The biggest story of Gilead’s second quarter was supposed to be Sovaldi’s astronomical sales figures, but its progress on protease inhibitor GS-9857—which could serve as stiff competition for the asset Merck acquired in its recent $4-billion acquisition of HCV firm Idenix—may have quietly stolen the show.

The Gilead protease inhibitor could potentially span all genotypes and is “phase 2 ready,” wrote ISI analyst Mark Schoenebaum in an investor note this morning, admitting that its “precise timing is unclear,” but that “this is important as a counter to Merck’s triplet 4 week data coming later this year.”

And while Congress and payors have been quick to sermonize Gilead on the price of Sovaldi, the Foster City, CA, drugmaker’s earnings report suggests those lectures have fallen on deaf ears, and have done little to keep the drug off formularies or slow down its sales.

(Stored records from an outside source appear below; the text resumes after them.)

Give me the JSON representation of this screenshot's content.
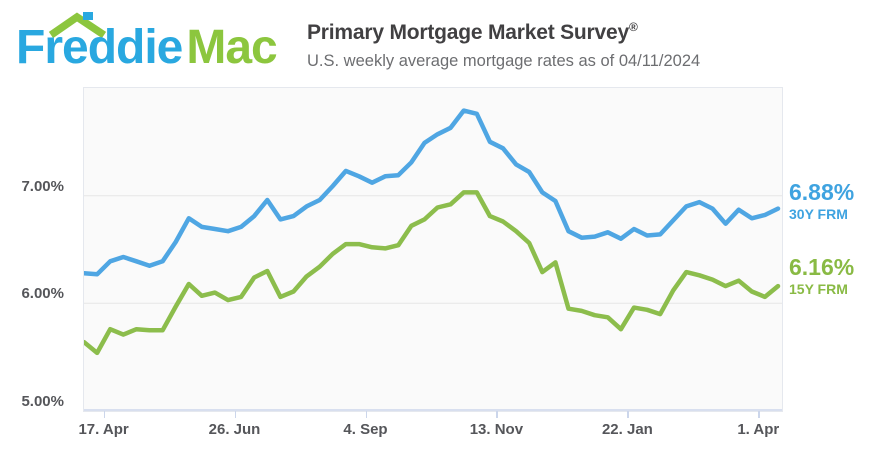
{
  "logo": {
    "word1": "Freddie",
    "word2": "Mac",
    "blue": "#29a8e0",
    "green": "#8cc63e"
  },
  "header": {
    "title": "Primary Mortgage Market Survey",
    "registered": "®",
    "subtitle": "U.S. weekly average mortgage rates as of 04/11/2024"
  },
  "chart_data": {
    "type": "line",
    "title": "Primary Mortgage Market Survey",
    "as_of_date": "04/11/2024",
    "interval": "weekly",
    "span_days": 371,
    "ylim": [
      5.0,
      8.0
    ],
    "grid": "horizontal",
    "y_ticks": [
      {
        "label": "7.00%",
        "value": 7.0
      },
      {
        "label": "6.00%",
        "value": 6.0
      },
      {
        "label": "5.00%",
        "value": 5.0
      }
    ],
    "x_ticks": [
      {
        "label": "17. Apr",
        "day": 11
      },
      {
        "label": "26. Jun",
        "day": 81
      },
      {
        "label": "4. Sep",
        "day": 151
      },
      {
        "label": "13. Nov",
        "day": 221
      },
      {
        "label": "22. Jan",
        "day": 291
      },
      {
        "label": "1. Apr",
        "day": 361
      }
    ],
    "series": [
      {
        "name": "30Y FRM",
        "end_label": "6.88%",
        "color": "#4fa6e3",
        "values": [
          6.28,
          6.27,
          6.39,
          6.43,
          6.39,
          6.35,
          6.39,
          6.57,
          6.79,
          6.71,
          6.69,
          6.67,
          6.71,
          6.81,
          6.96,
          6.78,
          6.81,
          6.9,
          6.96,
          7.09,
          7.23,
          7.18,
          7.12,
          7.18,
          7.19,
          7.31,
          7.49,
          7.57,
          7.63,
          7.79,
          7.76,
          7.5,
          7.44,
          7.29,
          7.22,
          7.03,
          6.95,
          6.67,
          6.61,
          6.62,
          6.66,
          6.6,
          6.69,
          6.63,
          6.64,
          6.77,
          6.9,
          6.94,
          6.88,
          6.74,
          6.87,
          6.79,
          6.82,
          6.88
        ]
      },
      {
        "name": "15Y FRM",
        "end_label": "6.16%",
        "color": "#8cbd4c",
        "values": [
          5.64,
          5.54,
          5.76,
          5.71,
          5.76,
          5.75,
          5.75,
          5.97,
          6.18,
          6.07,
          6.1,
          6.03,
          6.06,
          6.24,
          6.3,
          6.06,
          6.11,
          6.25,
          6.34,
          6.46,
          6.55,
          6.55,
          6.52,
          6.51,
          6.54,
          6.72,
          6.78,
          6.89,
          6.92,
          7.03,
          7.03,
          6.81,
          6.76,
          6.67,
          6.56,
          6.29,
          6.38,
          5.95,
          5.93,
          5.89,
          5.87,
          5.76,
          5.96,
          5.94,
          5.9,
          6.12,
          6.29,
          6.26,
          6.22,
          6.16,
          6.21,
          6.11,
          6.06,
          6.16
        ]
      }
    ],
    "legend_position": "right-of-line-ends",
    "colors": {
      "plot_background": "#fafafa",
      "gridline": "#e6e6e6",
      "axis_line": "#ccd6eb",
      "axis_text": "#55565a"
    }
  }
}
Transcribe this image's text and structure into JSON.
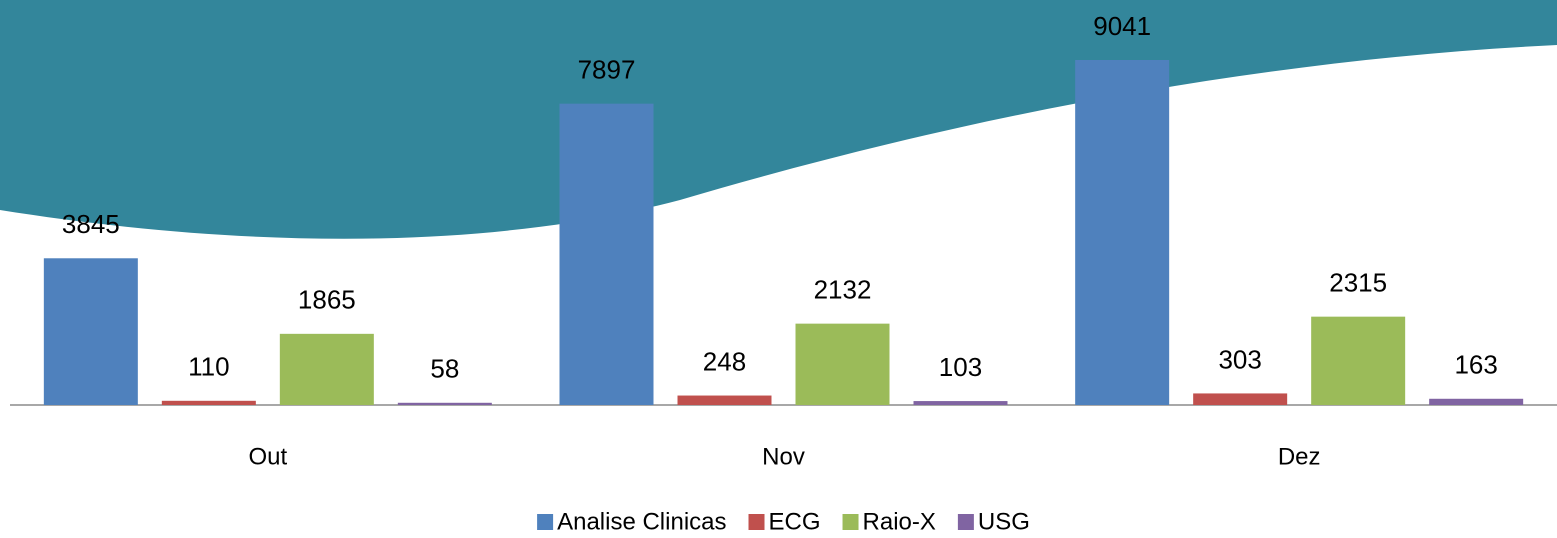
{
  "chart_data": {
    "type": "bar",
    "categories": [
      "Out",
      "Nov",
      "Dez"
    ],
    "series": [
      {
        "name": "Analise Clinicas",
        "color": "#4f81bd",
        "values": [
          3845,
          7897,
          9041
        ]
      },
      {
        "name": "ECG",
        "color": "#c0504d",
        "values": [
          110,
          248,
          303
        ]
      },
      {
        "name": "Raio-X",
        "color": "#9bbb59",
        "values": [
          1865,
          2132,
          2315
        ]
      },
      {
        "name": "USG",
        "color": "#8064a2",
        "values": [
          58,
          103,
          163
        ]
      }
    ],
    "legend": "bottom"
  }
}
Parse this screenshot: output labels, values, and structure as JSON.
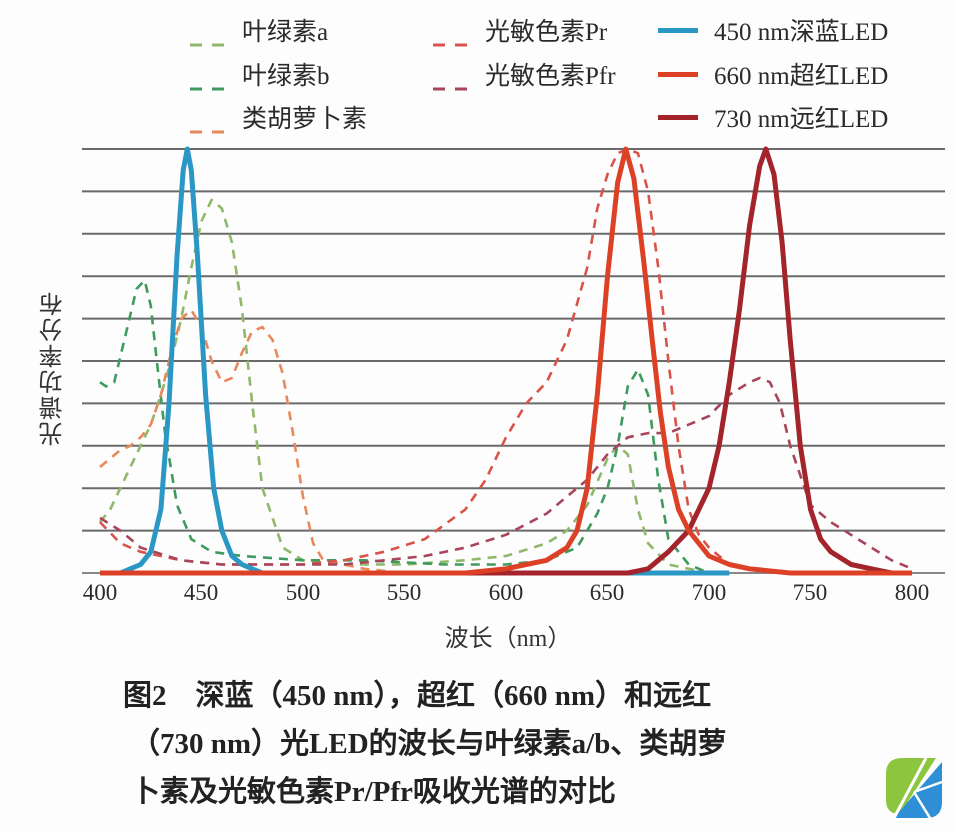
{
  "chart_data": {
    "type": "line",
    "title": "图2 深蓝（450 nm），超红（660 nm）和远红（730 nm）光LED的波长与叶绿素a/b、类胡萝卜素及光敏色素Pr/Pfr吸收光谱的对比",
    "xlabel": "波长（nm）",
    "ylabel": "光谱功率分布",
    "xlim": [
      392,
      808
    ],
    "ylim": [
      0,
      1
    ],
    "xticks": [
      400,
      450,
      500,
      550,
      600,
      650,
      700,
      750,
      800
    ],
    "grid": true,
    "grid_lines_y": [
      0.1,
      0.2,
      0.3,
      0.4,
      0.5,
      0.6,
      0.7,
      0.8,
      0.9,
      1.0
    ],
    "legend_position": "top",
    "series": [
      {
        "name": "叶绿素a",
        "style": "dashed",
        "color": "#8fb86a",
        "x": [
          400,
          405,
          410,
          415,
          420,
          425,
          430,
          435,
          440,
          445,
          450,
          455,
          460,
          465,
          470,
          475,
          480,
          490,
          500,
          520,
          550,
          580,
          600,
          620,
          630,
          640,
          650,
          655,
          660,
          665,
          670,
          680,
          700
        ],
        "values": [
          0.12,
          0.15,
          0.2,
          0.25,
          0.3,
          0.35,
          0.42,
          0.5,
          0.6,
          0.72,
          0.83,
          0.88,
          0.86,
          0.78,
          0.62,
          0.4,
          0.2,
          0.06,
          0.03,
          0.02,
          0.02,
          0.03,
          0.04,
          0.07,
          0.1,
          0.16,
          0.27,
          0.3,
          0.28,
          0.15,
          0.07,
          0.02,
          0.0
        ]
      },
      {
        "name": "叶绿素b",
        "style": "dashed",
        "color": "#3f9a5e",
        "x": [
          400,
          403,
          407,
          412,
          418,
          422,
          425,
          428,
          432,
          438,
          445,
          455,
          470,
          500,
          530,
          570,
          600,
          620,
          635,
          645,
          650,
          655,
          660,
          665,
          670,
          675,
          680,
          690,
          700
        ],
        "values": [
          0.45,
          0.44,
          0.45,
          0.55,
          0.67,
          0.69,
          0.63,
          0.5,
          0.33,
          0.16,
          0.08,
          0.05,
          0.04,
          0.03,
          0.03,
          0.02,
          0.02,
          0.03,
          0.06,
          0.14,
          0.2,
          0.3,
          0.44,
          0.48,
          0.42,
          0.22,
          0.08,
          0.02,
          0.0
        ]
      },
      {
        "name": "类胡萝卜素",
        "style": "dashed",
        "color": "#e8895a",
        "x": [
          400,
          405,
          410,
          415,
          420,
          425,
          430,
          435,
          440,
          445,
          450,
          455,
          460,
          465,
          470,
          475,
          480,
          485,
          490,
          495,
          500,
          505,
          510,
          520,
          530,
          550
        ],
        "values": [
          0.25,
          0.27,
          0.29,
          0.3,
          0.32,
          0.35,
          0.42,
          0.52,
          0.6,
          0.62,
          0.58,
          0.5,
          0.45,
          0.46,
          0.52,
          0.57,
          0.58,
          0.55,
          0.47,
          0.33,
          0.18,
          0.07,
          0.03,
          0.02,
          0.01,
          0.0
        ]
      },
      {
        "name": "光敏色素Pr",
        "style": "dashed",
        "color": "#d9534a",
        "x": [
          400,
          410,
          420,
          440,
          460,
          480,
          500,
          520,
          540,
          560,
          580,
          590,
          600,
          610,
          620,
          630,
          640,
          645,
          650,
          655,
          660,
          665,
          670,
          675,
          680,
          685,
          690,
          695,
          700,
          710,
          720,
          740
        ],
        "values": [
          0.12,
          0.07,
          0.05,
          0.03,
          0.02,
          0.02,
          0.02,
          0.03,
          0.05,
          0.08,
          0.15,
          0.22,
          0.32,
          0.4,
          0.45,
          0.55,
          0.72,
          0.86,
          0.94,
          0.99,
          1.0,
          0.99,
          0.9,
          0.72,
          0.5,
          0.3,
          0.15,
          0.09,
          0.06,
          0.02,
          0.01,
          0.0
        ]
      },
      {
        "name": "光敏色素Pfr",
        "style": "dashed",
        "color": "#a8455a",
        "x": [
          400,
          410,
          420,
          440,
          460,
          480,
          500,
          520,
          540,
          560,
          580,
          600,
          620,
          640,
          650,
          660,
          670,
          680,
          690,
          700,
          710,
          720,
          725,
          730,
          735,
          740,
          750,
          760,
          770,
          780,
          790,
          800
        ],
        "values": [
          0.13,
          0.1,
          0.06,
          0.03,
          0.02,
          0.02,
          0.02,
          0.02,
          0.03,
          0.04,
          0.06,
          0.09,
          0.14,
          0.22,
          0.28,
          0.32,
          0.33,
          0.33,
          0.35,
          0.37,
          0.42,
          0.45,
          0.46,
          0.45,
          0.4,
          0.3,
          0.16,
          0.12,
          0.09,
          0.06,
          0.03,
          0.01
        ]
      },
      {
        "name": "450 nm深蓝LED",
        "style": "solid",
        "color": "#2b97c4",
        "x": [
          400,
          410,
          420,
          425,
          430,
          434,
          438,
          441,
          443,
          445,
          448,
          452,
          456,
          460,
          465,
          470,
          475,
          480,
          490,
          500,
          520,
          560,
          600,
          650,
          670,
          700,
          710
        ],
        "values": [
          0.0,
          0.0,
          0.02,
          0.05,
          0.15,
          0.4,
          0.75,
          0.95,
          1.0,
          0.95,
          0.75,
          0.42,
          0.2,
          0.1,
          0.04,
          0.02,
          0.01,
          0.0,
          0.0,
          0.0,
          0.0,
          0.0,
          0.0,
          0.0,
          0.0,
          0.0,
          0.0
        ]
      },
      {
        "name": "660 nm超红LED",
        "style": "solid",
        "color": "#dc4126",
        "x": [
          400,
          500,
          580,
          600,
          610,
          620,
          630,
          635,
          640,
          645,
          650,
          655,
          659,
          663,
          668,
          672,
          676,
          680,
          685,
          690,
          700,
          710,
          720,
          740,
          780,
          800
        ],
        "values": [
          0.0,
          0.0,
          0.0,
          0.01,
          0.02,
          0.03,
          0.06,
          0.1,
          0.2,
          0.42,
          0.7,
          0.92,
          1.0,
          0.93,
          0.73,
          0.55,
          0.38,
          0.25,
          0.15,
          0.1,
          0.04,
          0.02,
          0.01,
          0.0,
          0.0,
          0.0
        ]
      },
      {
        "name": "730 nm远红LED",
        "style": "solid",
        "color": "#a3242a",
        "x": [
          400,
          600,
          660,
          670,
          680,
          690,
          700,
          705,
          710,
          715,
          720,
          725,
          728,
          732,
          736,
          740,
          745,
          750,
          755,
          760,
          770,
          780,
          790,
          800
        ],
        "values": [
          0.0,
          0.0,
          0.0,
          0.01,
          0.05,
          0.1,
          0.2,
          0.3,
          0.45,
          0.62,
          0.82,
          0.96,
          1.0,
          0.94,
          0.78,
          0.55,
          0.3,
          0.15,
          0.08,
          0.05,
          0.02,
          0.01,
          0.0,
          0.0
        ]
      }
    ]
  },
  "legend": {
    "items": [
      {
        "label": "叶绿素a",
        "color": "#8fb86a",
        "style": "dashed"
      },
      {
        "label": "叶绿素b",
        "color": "#3f9a5e",
        "style": "dashed"
      },
      {
        "label": "类胡萝卜素",
        "color": "#e8895a",
        "style": "dashed"
      },
      {
        "label": "光敏色素Pr",
        "color": "#d9534a",
        "style": "dashed"
      },
      {
        "label": "光敏色素Pfr",
        "color": "#a8455a",
        "style": "dashed"
      },
      {
        "label": "450 nm深蓝LED",
        "color": "#2b97c4",
        "style": "solid"
      },
      {
        "label": "660 nm超红LED",
        "color": "#dc4126",
        "style": "solid"
      },
      {
        "label": "730 nm远红LED",
        "color": "#a3242a",
        "style": "solid"
      }
    ]
  },
  "axes": {
    "ylabel": "光谱功率分布",
    "xlabel": "波长（nm）",
    "xticks": [
      "400",
      "450",
      "500",
      "550",
      "600",
      "650",
      "700",
      "750",
      "800"
    ]
  },
  "caption": {
    "line1": "图2　深蓝（450 nm），超红（660 nm）和远红",
    "line2": "（730  nm）光LED的波长与叶绿素a/b、类胡萝",
    "line3": "卜素及光敏色素Pr/Pfr吸收光谱的对比"
  },
  "logo": {
    "name": "leaf-logo",
    "colors": [
      "#8cc63f",
      "#2f8fd6"
    ]
  }
}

For the second quarter of 2014, Gilead’s total product sales in the US were slightly over $4.8 billion—Sovaldi total sales reached $3.4 billion with $3 billion in the US alone—meaning nearly three-quarters of the drugmaker’s domestic revenue comes from that one, thousand-dollar pill. Gilead estimates that 9,000 Sovaldi patients have been cured of hepatitis C—a total they believe will grow rapidly as the drug gains traction.

Physician penetration, too, proved strong. Seventy percent of targeted doctors have written a script for Sovaldi, according to the drugmaker. As a comparison, Biogen’s blockbuster MS pill Tecfidera saw 62% penetration after launch.

Despite AHIP (American Health Insurance Plans) calling for the drugmaker to lower the price, and Kaiser Permanente calling the price “outrageous,” only three states are currently not covering Sovaldi, and of those remaining 47 states half require prior authorization and half require a certain level of fibrosis (i.e. liver damage).

However, of the patients treated so far, 60% had “low fibrosis scores,” Schoenebaum wrote, which could signal that the hard-to-treat patient is still a pressing unmet need.

Also of note was how, and to whom, the drug has been prescribed. Sixty percent of patients treated had genotype 1 (the most common subset of the disease), and 70% of usage was for interferon-free regimens, including combination with J&J’s Olysio.

Physician confidence in prescribing both drugs has Jefferies analyst Thomas Wei—in an investor note from early this morning—writing that this may portend more relaxed formularies going forward. Notes Wei, “[this] indicates payor tolerance for expensive combination therapies and raises interesting questions on pricing flexibility for the combination pill.”

Gilead also noted that it believes physicians are warehousing patients in anticipation of its ledipasvir/sofosbuvir combo therapy, which received a Breakthrough Therapy designation this past April. Its PDUFA date is slated for October 10.